Asia presents unique considerations for dark fiber. The region’s diverse geography — from Singapore’s dense urban infrastructure to Indonesia’s archipelago — means dark fiber availability varies significantly by country and city.

DCConnect operates its own fiber network and partners with major infrastructure providers across Asia, giving enterprises access to dark fiber on routes across Singapore, Malaysia, Hong Kong, Indonesia, Thailand, and Japan without the overhead of building or owning cable infrastructure.

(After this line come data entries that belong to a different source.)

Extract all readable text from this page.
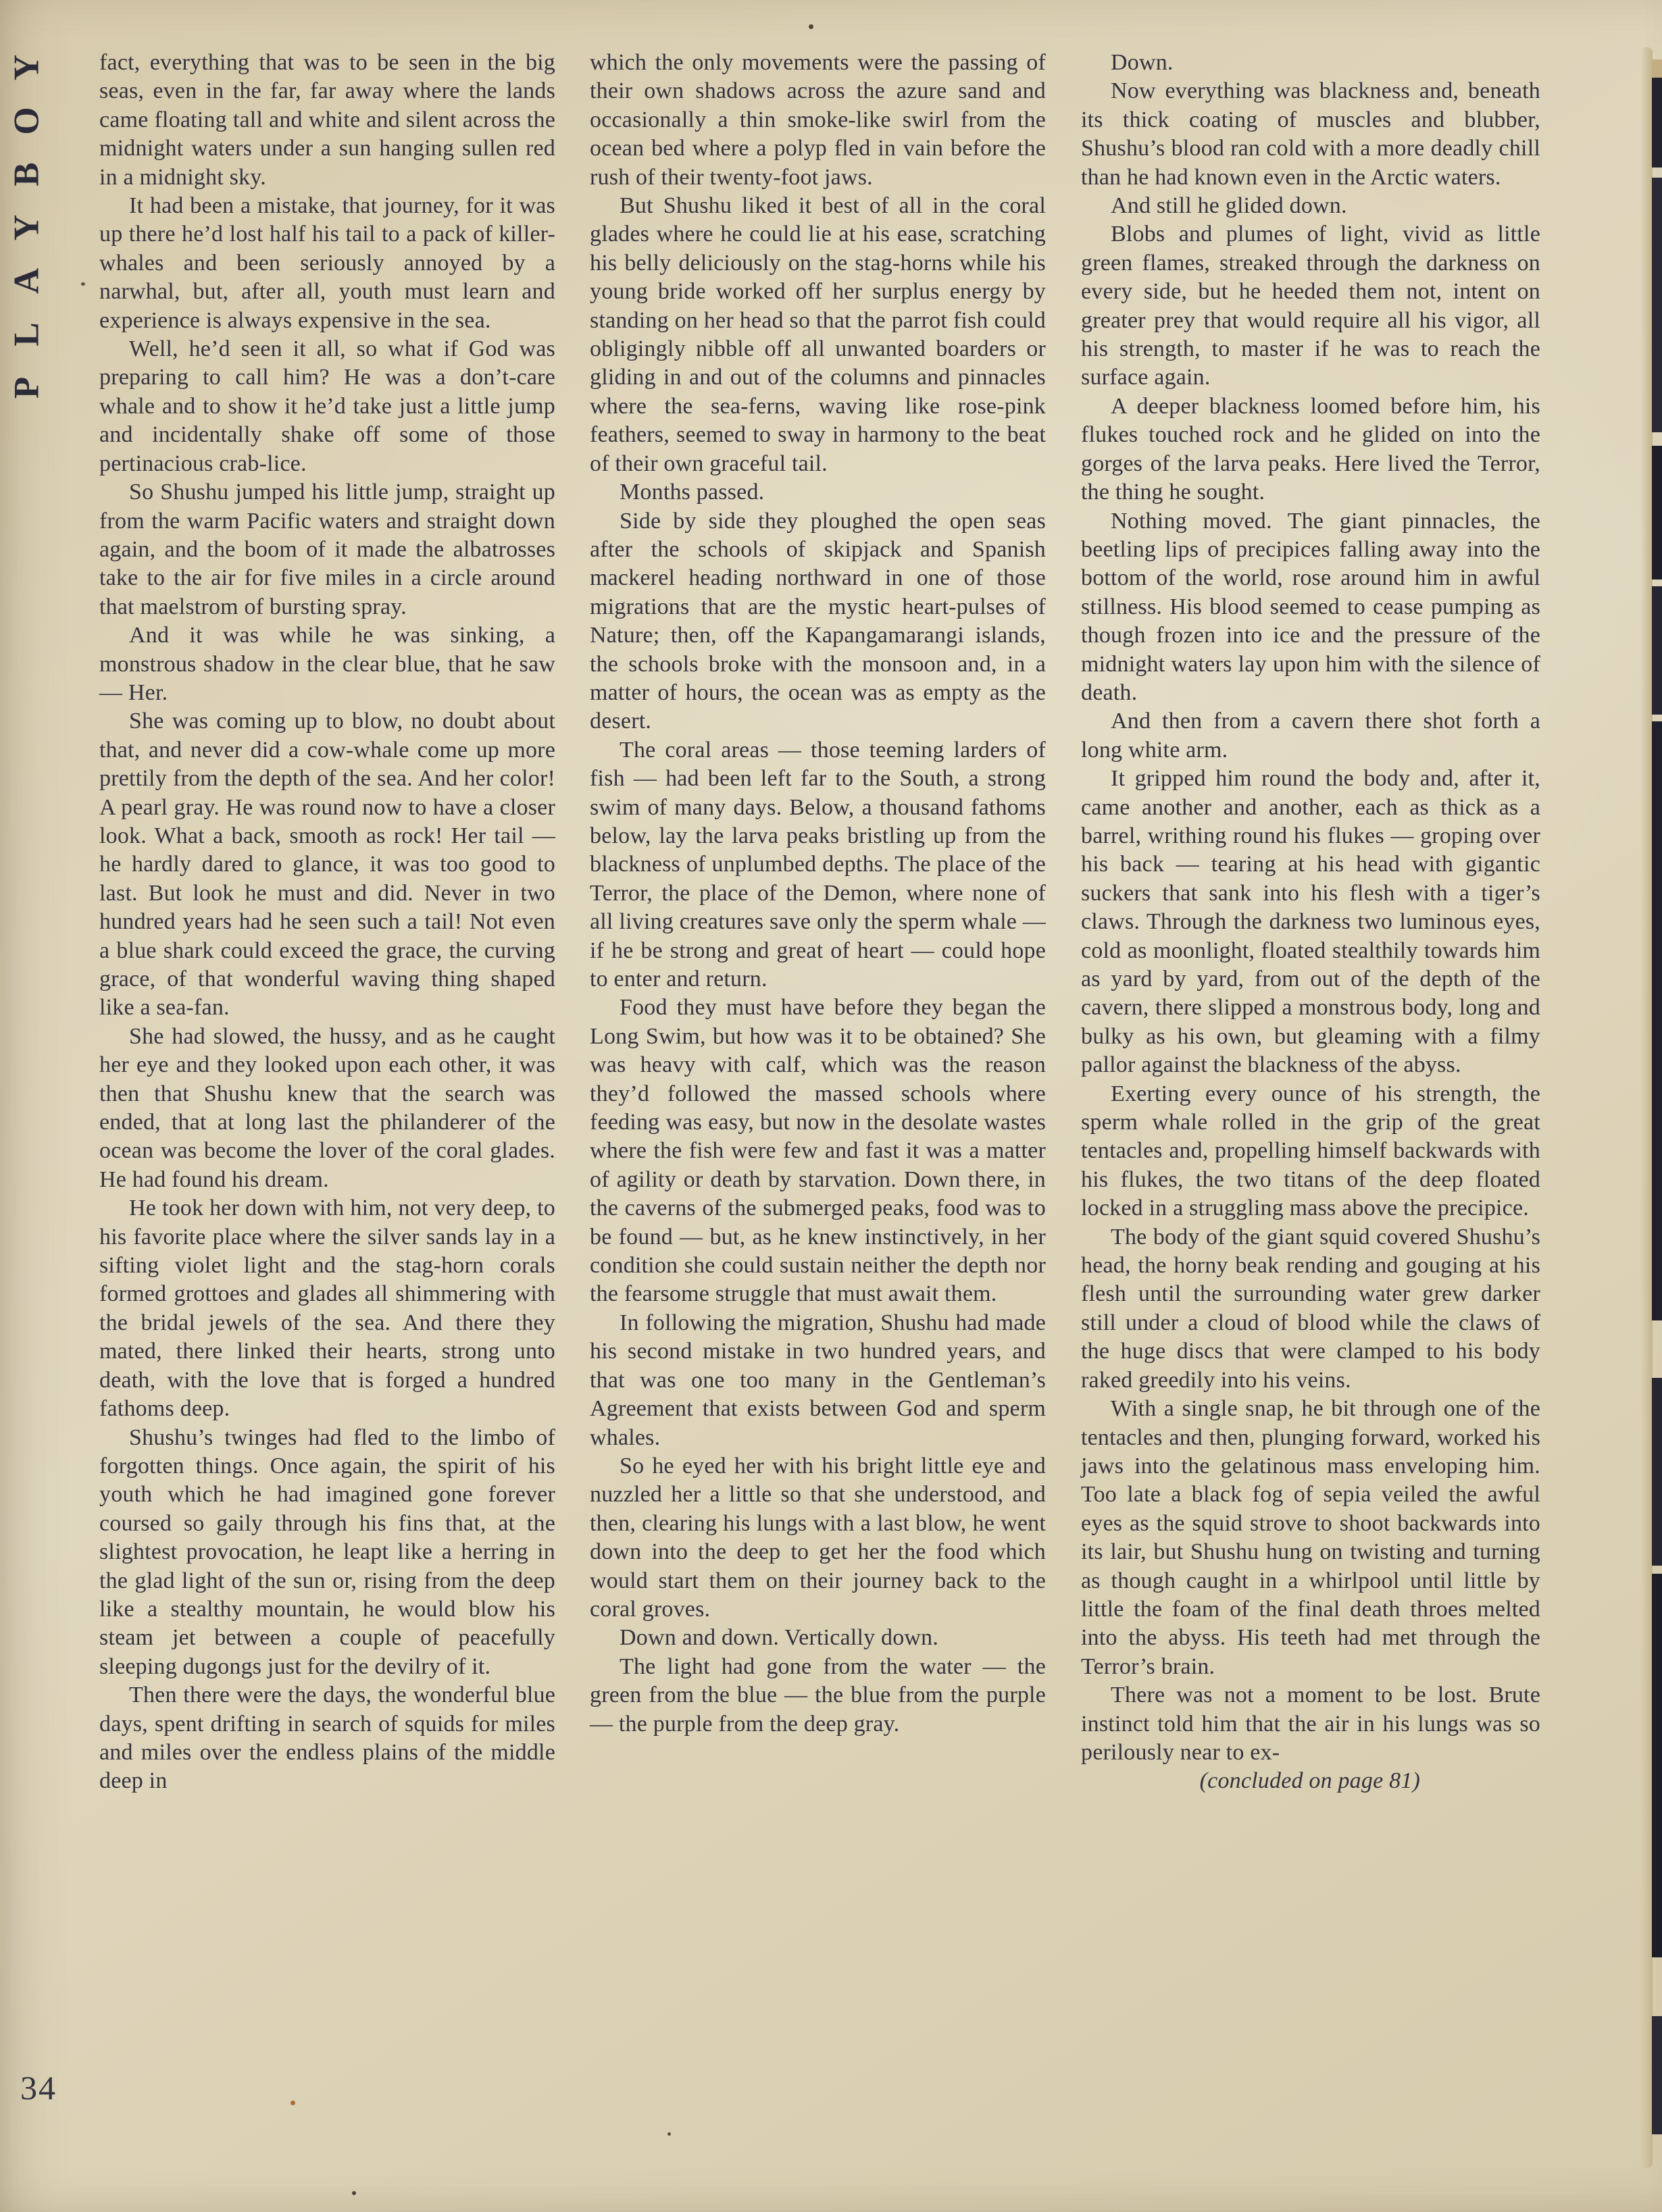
Y
O
B
Y
A
L
P

fact, everything that was to be seen in the big seas, even in the far, far away where the lands came floating tall and white and silent across the midnight waters under a sun hanging sullen red in a midnight sky.

It had been a mistake, that journey, for it was up there he’d lost half his tail to a pack of killer-whales and been seriously annoyed by a narwhal, but, after all, youth must learn and experience is always expensive in the sea.

Well, he’d seen it all, so what if God was preparing to call him? He was a don’t-care whale and to show it he’d take just a little jump and incidentally shake off some of those pertinacious crab-lice.

So Shushu jumped his little jump, straight up from the warm Pacific waters and straight down again, and the boom of it made the albatrosses take to the air for five miles in a circle around that maelstrom of bursting spray.

And it was while he was sinking, a monstrous shadow in the clear blue, that he saw — Her.

She was coming up to blow, no doubt about that, and never did a cow-whale come up more prettily from the depth of the sea. And her color! A pearl gray. He was round now to have a closer look. What a back, smooth as rock! Her tail — he hardly dared to glance, it was too good to last. But look he must and did. Never in two hundred years had he seen such a tail! Not even a blue shark could exceed the grace, the curving grace, of that wonderful waving thing shaped like a sea-fan.

She had slowed, the hussy, and as he caught her eye and they looked upon each other, it was then that Shushu knew that the search was ended, that at long last the philanderer of the ocean was become the lover of the coral glades. He had found his dream.

He took her down with him, not very deep, to his favorite place where the silver sands lay in a sifting violet light and the stag-horn corals formed grottoes and glades all shimmering with the bridal jewels of the sea. And there they mated, there linked their hearts, strong unto death, with the love that is forged a hundred fathoms deep.

Shushu’s twinges had fled to the limbo of forgotten things. Once again, the spirit of his youth which he had imagined gone forever coursed so gaily through his fins that, at the slightest provocation, he leapt like a herring in the glad light of the sun or, rising from the deep like a stealthy mountain, he would blow his steam jet between a couple of peacefully sleeping dugongs just for the devilry of it.

Then there were the days, the wonderful blue days, spent drifting in search of squids for miles and miles over the endless plains of the middle deep in

which the only movements were the passing of their own shadows across the azure sand and occasionally a thin smoke-like swirl from the ocean bed where a polyp fled in vain before the rush of their twenty-foot jaws.

But Shushu liked it best of all in the coral glades where he could lie at his ease, scratching his belly deliciously on the stag-horns while his young bride worked off her surplus energy by standing on her head so that the parrot fish could obligingly nibble off all unwanted boarders or gliding in and out of the columns and pinnacles where the sea-ferns, waving like rose-pink feathers, seemed to sway in harmony to the beat of their own graceful tail.

Months passed.

Side by side they ploughed the open seas after the schools of skipjack and Spanish mackerel heading northward in one of those migrations that are the mystic heart-pulses of Nature; then, off the Kapangamarangi islands, the schools broke with the monsoon and, in a matter of hours, the ocean was as empty as the desert.

The coral areas — those teeming larders of fish — had been left far to the South, a strong swim of many days. Below, a thousand fathoms below, lay the larva peaks bristling up from the blackness of unplumbed depths. The place of the Terror, the place of the Demon, where none of all living creatures save only the sperm whale — if he be strong and great of heart — could hope to enter and return.

Food they must have before they began the Long Swim, but how was it to be obtained? She was heavy with calf, which was the reason they’d followed the massed schools where feeding was easy, but now in the desolate wastes where the fish were few and fast it was a matter of agility or death by starvation. Down there, in the caverns of the submerged peaks, food was to be found — but, as he knew instinctively, in her condition she could sustain neither the depth nor the fearsome struggle that must await them.

In following the migration, Shushu had made his second mistake in two hundred years, and that was one too many in the Gentleman’s Agreement that exists between God and sperm whales.

So he eyed her with his bright little eye and nuzzled her a little so that she understood, and then, clearing his lungs with a last blow, he went down into the deep to get her the food which would start them on their journey back to the coral groves.

Down and down. Vertically down.

The light had gone from the water — the green from the blue — the blue from the purple — the purple from the deep gray.

Down.

Now everything was blackness and, beneath its thick coating of muscles and blubber, Shushu’s blood ran cold with a more deadly chill than he had known even in the Arctic waters.

And still he glided down.

Blobs and plumes of light, vivid as little green flames, streaked through the darkness on every side, but he heeded them not, intent on greater prey that would require all his vigor, all his strength, to master if he was to reach the surface again.

A deeper blackness loomed before him, his flukes touched rock and he glided on into the gorges of the larva peaks. Here lived the Terror, the thing he sought.

Nothing moved. The giant pinnacles, the beetling lips of precipices falling away into the bottom of the world, rose around him in awful stillness. His blood seemed to cease pumping as though frozen into ice and the pressure of the midnight waters lay upon him with the silence of death.

And then from a cavern there shot forth a long white arm.

It gripped him round the body and, after it, came another and another, each as thick as a barrel, writhing round his flukes — groping over his back — tearing at his head with gigantic suckers that sank into his flesh with a tiger’s claws. Through the darkness two luminous eyes, cold as moonlight, floated stealthily towards him as yard by yard, from out of the depth of the cavern, there slipped a monstrous body, long and bulky as his own, but gleaming with a filmy pallor against the blackness of the abyss.

Exerting every ounce of his strength, the sperm whale rolled in the grip of the great tentacles and, propelling himself backwards with his flukes, the two titans of the deep floated locked in a struggling mass above the precipice.

The body of the giant squid covered Shushu’s head, the horny beak rending and gouging at his flesh until the surrounding water grew darker still under a cloud of blood while the claws of the huge discs that were clamped to his body raked greedily into his veins.

With a single snap, he bit through one of the tentacles and then, plunging forward, worked his jaws into the gelatinous mass enveloping him. Too late a black fog of sepia veiled the awful eyes as the squid strove to shoot backwards into its lair, but Shushu hung on twisting and turning as though caught in a whirlpool until little by little the foam of the final death throes melted into the abyss. His teeth had met through the Terror’s brain.

There was not a moment to be lost. Brute instinct told him that the air in his lungs was so perilously near to ex-

(concluded on page 81)

34
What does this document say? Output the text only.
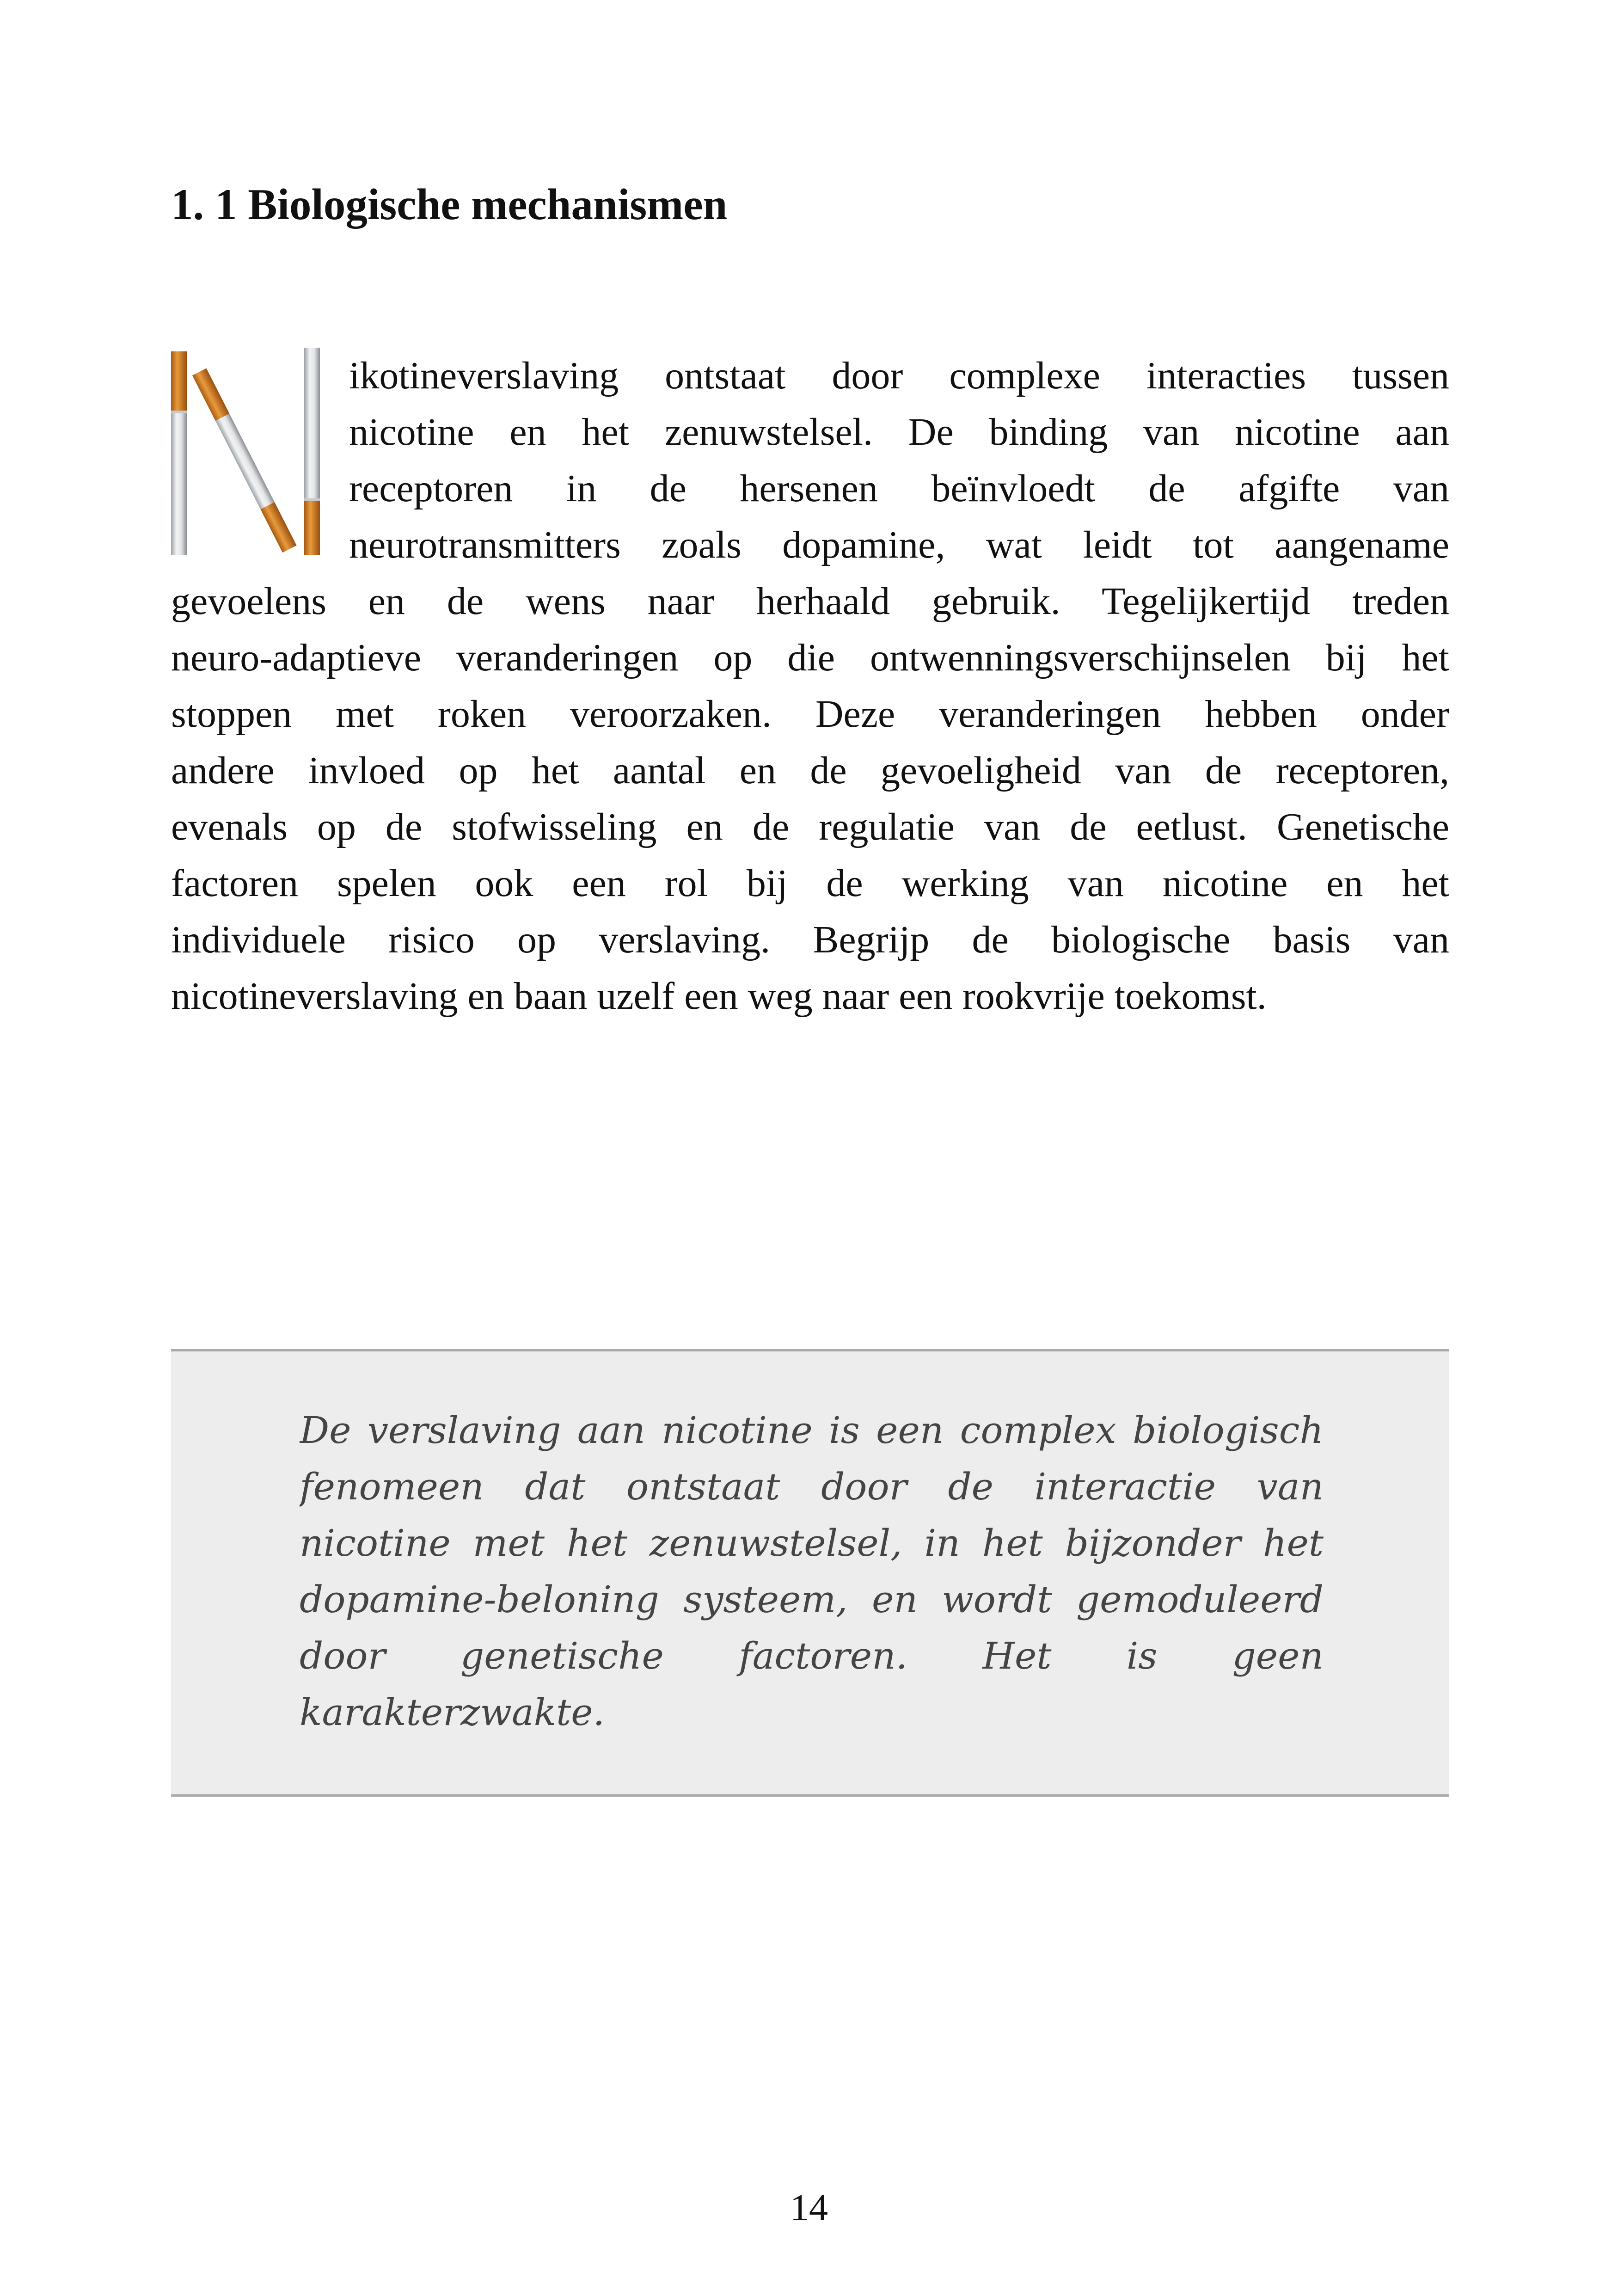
1. 1 Biologische mechanismen
ikotineverslaving ontstaat door complexe interacties tussen
nicotine en het zenuwstelsel. De binding van nicotine aan
receptoren in de hersenen beïnvloedt de afgifte van
neurotransmitters zoals dopamine, wat leidt tot aangename
gevoelens en de wens naar herhaald gebruik. Tegelijkertijd treden
neuro-adaptieve veranderingen op die ontwenningsverschijnselen bij het
stoppen met roken veroorzaken. Deze veranderingen hebben onder
andere invloed op het aantal en de gevoeligheid van de receptoren,
evenals op de stofwisseling en de regulatie van de eetlust. Genetische
factoren spelen ook een rol bij de werking van nicotine en het
individuele risico op verslaving. Begrijp de biologische basis van
nicotineverslaving en baan uzelf een weg naar een rookvrije toekomst.
De verslaving aan nicotine is een complex biologisch
fenomeen dat ontstaat door de interactie van
nicotine met het zenuwstelsel, in het bijzonder het
dopamine-beloning systeem, en wordt gemoduleerd
door genetische factoren. Het is geen
karakterzwakte.
14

Our dark fiber offering includes:

  • Flexible route selection across DCConnect’s owned and partner fiber network
  • Single-mode fiber compliant with ITU-T G.652.D — compatible with any DWDM or coherent optics equipment
  • KMZ map files and OTDR test reports provided at provisioning
  • 24/7 NOC monitoring — your fiber, our eyes on the network

Frequently Asked Questions

Q: Can I start with lit fiber and migrate to dark fiber later? A: Yes, and this is a common path. Many enterprises begin with managed IEPL or carrier ethernet, then transition to dark fiber when bandwidth grows to justify the equipment investment. DCConnect can support both stages on the same routes.
Q: What equipment do I need to run dark fiber? A: At minimum, you need DWDM transponders or coherent optical transceivers at each end, plus appropriate edge routers. For longer routes, inline amplifiers (EDFAs) may be needed. DCConnect can provide technical guidance on equipment selection for your specific route.
Q: Is dark fiber available in Indonesia? A: Yes — DCConnect has dark fiber available on key routes within Jakarta and on selected intercity routes. Availability varies by specific route; contact our team for a feasibility assessment on your required path.
Q: What is the typical contract length for dark fiber? A: Dark fiber is typically leased via an Indefeasible Right of Use (IRU) agreement for terms of 3–20 years, or on shorter-term lease agreements. DCConnect offers flexible terms starting from 12 months on select routes.
Q: How does dark fiber pricing work? A: Dark fiber is priced per route (a fixed monthly fee for the fiber pair), not per unit of bandwidth. This makes it highly cost-effective at high bandwidth levels — the cost per Gbps drops dramatically as you add DWDM channels to the same fiber.